If an estimated score index seems inconsistent with the sum score value or is otherwise suspicious, the function Hfuns.plot() allows us to explore the shape of the fitting function H(theta) as well as that of its second derivative.

Here we produce these plots for the first five respondents. Each illustrates something important in the shapes of these curves.

TestGardener::Hfuns.plot(theta, WfdList, U, plotindex=1:5)

# theta 1 . Press [enter] to continue

# theta 2 . Press [enter] to continue

# theta 3 . Press [enter] to continue

# theta 4 . Press [enter] to continue

# theta 5 . Press [enter] to continue

Respondent 1 (ratings: 1 0 0 0 0 0 0 0 0 0 0 0 0) is clearly virtually free of distress, having all ratings 0 except for a single rating of 1 for the first question, since curve H has a unique global minimum just next to 0.

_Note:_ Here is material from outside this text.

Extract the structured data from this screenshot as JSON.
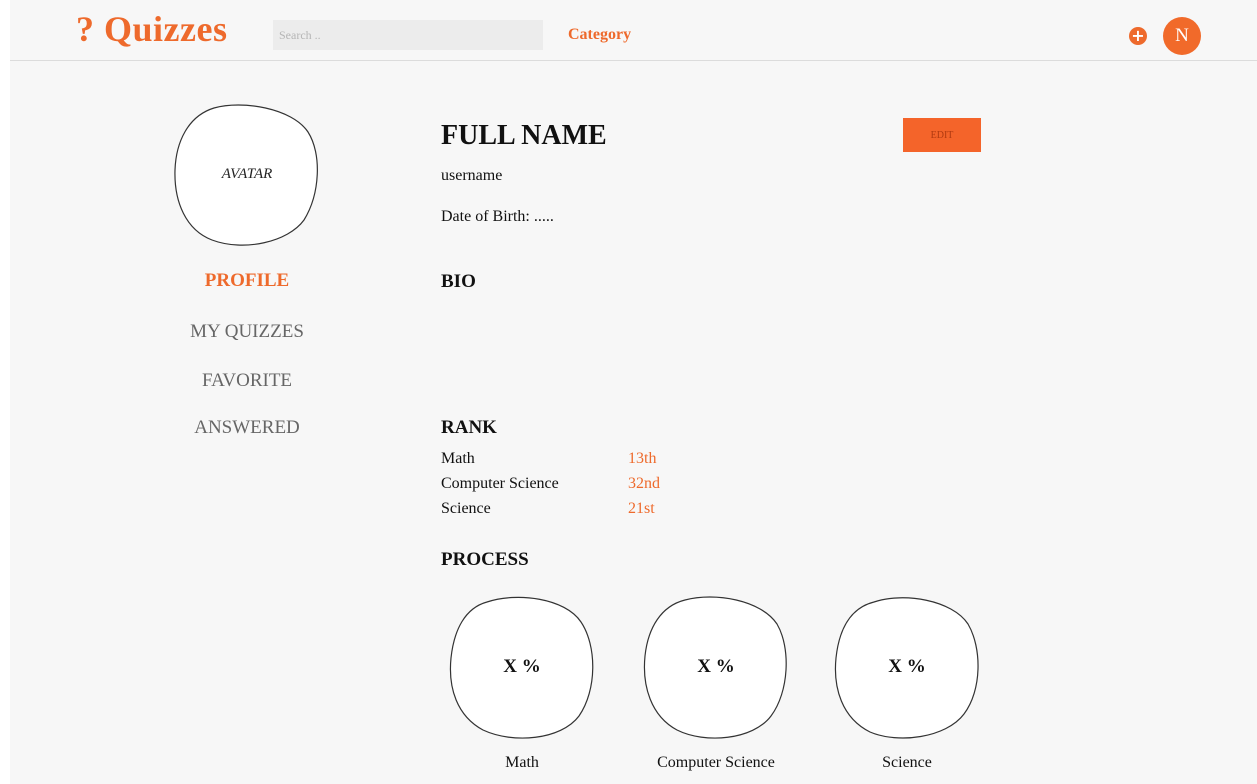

Respondent 2 (2 2 1 0 0 1 1 1 1 1 3 0 0) is unquestionably in some distress, with a clear minimum at a score index value of about 85.

Respondent 3 (4 3 2 0 0 1 1 2 3 2 4 3 1) is, effectively, off the chart, with a minimum value very nearly at the upper boundary.

Respondent 4 (0 0 0 0 1 1 0 1 0 0 1 0 0) presents two minimum values, of which the first is exactly on the boundary value 0. The fact that the slope of the curve is still going down at 0 and the second derivative is strongly positive indicates that the best minimum location is indeed 0.

Respondent 5 (1 2 0 2 0 0 0 1 1 3 1 1 0) has two minimum locations, both at higher levels of distress. Our estimated score index value at 66.8 satisfies the criteria, but so does the even lower minimum at about 82. It can justly be argued that TestGardener underestimated the distress level in this case.